Leonid Bershidsky, Columnist

Putin Is Seeing ‘Foreign Agents’ Everywhere

A draconian new law could make it much easier to end up at the mercy of the tax bureaucracy, police and internet censors.

 

He’s watching you.

Photographer: Andrey Rudakov/Bloomberg

Lock
This article is for subscribers only.

Since Monday, Russians who post links to foreign media content can be branded “foreign agents” and systematically, and legally, harassed by the country’s fearsome bureaucracy and law-enforcement system. The law, quickly passed by parliament and signed by President Vladimir Putin, comes a little more than a month after Maria Butina, the gun advocate convicted in the U.S., returned to Moscow after spending 15 months in a U.S. prison for acting as an unregistered foreign agent.

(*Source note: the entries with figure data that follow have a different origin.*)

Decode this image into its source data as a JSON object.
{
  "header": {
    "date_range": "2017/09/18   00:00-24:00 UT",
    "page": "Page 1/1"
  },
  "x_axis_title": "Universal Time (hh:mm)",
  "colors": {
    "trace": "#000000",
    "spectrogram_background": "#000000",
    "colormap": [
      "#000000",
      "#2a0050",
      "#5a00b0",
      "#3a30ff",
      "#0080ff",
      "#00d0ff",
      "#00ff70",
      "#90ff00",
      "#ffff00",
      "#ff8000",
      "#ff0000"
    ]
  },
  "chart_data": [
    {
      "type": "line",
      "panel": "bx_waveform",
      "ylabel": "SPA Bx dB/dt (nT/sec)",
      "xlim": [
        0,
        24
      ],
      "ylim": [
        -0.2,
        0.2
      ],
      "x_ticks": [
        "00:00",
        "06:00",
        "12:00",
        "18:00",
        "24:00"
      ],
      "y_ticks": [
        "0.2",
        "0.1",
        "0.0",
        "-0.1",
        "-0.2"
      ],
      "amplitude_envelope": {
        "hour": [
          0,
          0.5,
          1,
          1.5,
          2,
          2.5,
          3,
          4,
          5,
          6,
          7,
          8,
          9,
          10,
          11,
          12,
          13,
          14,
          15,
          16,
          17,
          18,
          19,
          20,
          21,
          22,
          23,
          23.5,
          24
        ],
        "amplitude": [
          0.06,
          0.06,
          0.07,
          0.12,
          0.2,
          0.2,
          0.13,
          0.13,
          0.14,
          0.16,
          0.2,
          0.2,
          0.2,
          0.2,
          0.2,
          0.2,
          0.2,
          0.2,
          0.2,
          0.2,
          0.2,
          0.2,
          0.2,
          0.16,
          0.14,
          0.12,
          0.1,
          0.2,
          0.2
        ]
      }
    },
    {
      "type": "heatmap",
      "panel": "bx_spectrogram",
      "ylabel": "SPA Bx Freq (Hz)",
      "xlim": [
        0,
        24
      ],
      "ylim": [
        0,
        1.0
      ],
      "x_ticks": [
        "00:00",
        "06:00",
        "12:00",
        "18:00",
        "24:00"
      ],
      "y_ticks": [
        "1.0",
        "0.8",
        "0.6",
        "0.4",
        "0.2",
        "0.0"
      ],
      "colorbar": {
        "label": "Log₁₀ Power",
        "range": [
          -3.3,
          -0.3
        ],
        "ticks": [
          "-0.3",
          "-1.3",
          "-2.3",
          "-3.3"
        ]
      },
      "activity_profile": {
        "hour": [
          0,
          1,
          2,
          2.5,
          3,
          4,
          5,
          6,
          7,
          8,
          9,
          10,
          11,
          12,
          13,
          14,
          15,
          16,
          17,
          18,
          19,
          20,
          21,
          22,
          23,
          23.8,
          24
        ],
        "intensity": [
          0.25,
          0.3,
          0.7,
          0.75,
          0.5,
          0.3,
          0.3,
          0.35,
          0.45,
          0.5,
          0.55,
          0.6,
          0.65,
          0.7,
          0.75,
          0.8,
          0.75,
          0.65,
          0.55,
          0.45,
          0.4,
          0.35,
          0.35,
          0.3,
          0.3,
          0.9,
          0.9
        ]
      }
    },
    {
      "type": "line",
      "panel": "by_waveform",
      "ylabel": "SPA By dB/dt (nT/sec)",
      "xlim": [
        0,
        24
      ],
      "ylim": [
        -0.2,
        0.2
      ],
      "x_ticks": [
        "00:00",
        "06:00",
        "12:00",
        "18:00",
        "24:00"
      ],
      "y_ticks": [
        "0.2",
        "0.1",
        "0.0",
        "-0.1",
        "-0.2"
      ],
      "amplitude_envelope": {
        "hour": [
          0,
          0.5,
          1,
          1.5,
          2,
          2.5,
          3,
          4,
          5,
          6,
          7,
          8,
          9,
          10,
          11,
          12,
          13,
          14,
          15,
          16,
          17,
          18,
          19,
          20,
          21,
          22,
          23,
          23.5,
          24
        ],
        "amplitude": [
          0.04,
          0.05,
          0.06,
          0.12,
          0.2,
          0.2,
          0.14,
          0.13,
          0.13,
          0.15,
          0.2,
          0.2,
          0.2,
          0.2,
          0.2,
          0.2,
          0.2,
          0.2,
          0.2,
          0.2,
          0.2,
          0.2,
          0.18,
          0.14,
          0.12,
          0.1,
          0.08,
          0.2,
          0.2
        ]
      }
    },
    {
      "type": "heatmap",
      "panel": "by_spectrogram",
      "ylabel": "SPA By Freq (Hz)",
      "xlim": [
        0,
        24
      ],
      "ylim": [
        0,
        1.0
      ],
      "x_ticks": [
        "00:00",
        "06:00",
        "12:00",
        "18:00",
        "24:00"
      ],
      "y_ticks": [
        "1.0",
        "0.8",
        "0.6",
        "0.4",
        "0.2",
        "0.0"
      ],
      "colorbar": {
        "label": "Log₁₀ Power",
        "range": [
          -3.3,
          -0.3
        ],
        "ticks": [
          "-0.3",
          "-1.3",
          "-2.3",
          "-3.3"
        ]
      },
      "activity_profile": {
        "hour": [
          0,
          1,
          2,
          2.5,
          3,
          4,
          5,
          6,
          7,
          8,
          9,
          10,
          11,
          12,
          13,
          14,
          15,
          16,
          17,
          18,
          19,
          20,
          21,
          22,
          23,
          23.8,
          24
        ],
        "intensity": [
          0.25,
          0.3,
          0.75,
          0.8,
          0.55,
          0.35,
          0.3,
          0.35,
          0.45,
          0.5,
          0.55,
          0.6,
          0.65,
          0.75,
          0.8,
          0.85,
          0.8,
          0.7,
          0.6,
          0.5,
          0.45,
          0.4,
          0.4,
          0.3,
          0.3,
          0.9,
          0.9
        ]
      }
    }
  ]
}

Russia had already had a foreign agent law since 2012. It was used against nongovernmental organizations that received foreign funding. These groups were banned from participating in "political activities” (such as election monitoring), subjected to exhaustive government audits and forced to accompany all their external communications with a humiliating disclosure of their “foreignness.” Many nonprofits have folded under government pressure. Dozens of complaints about the law have been lodged with the European Court of Human Rights in Strasbourg, but it is yet to rule on them.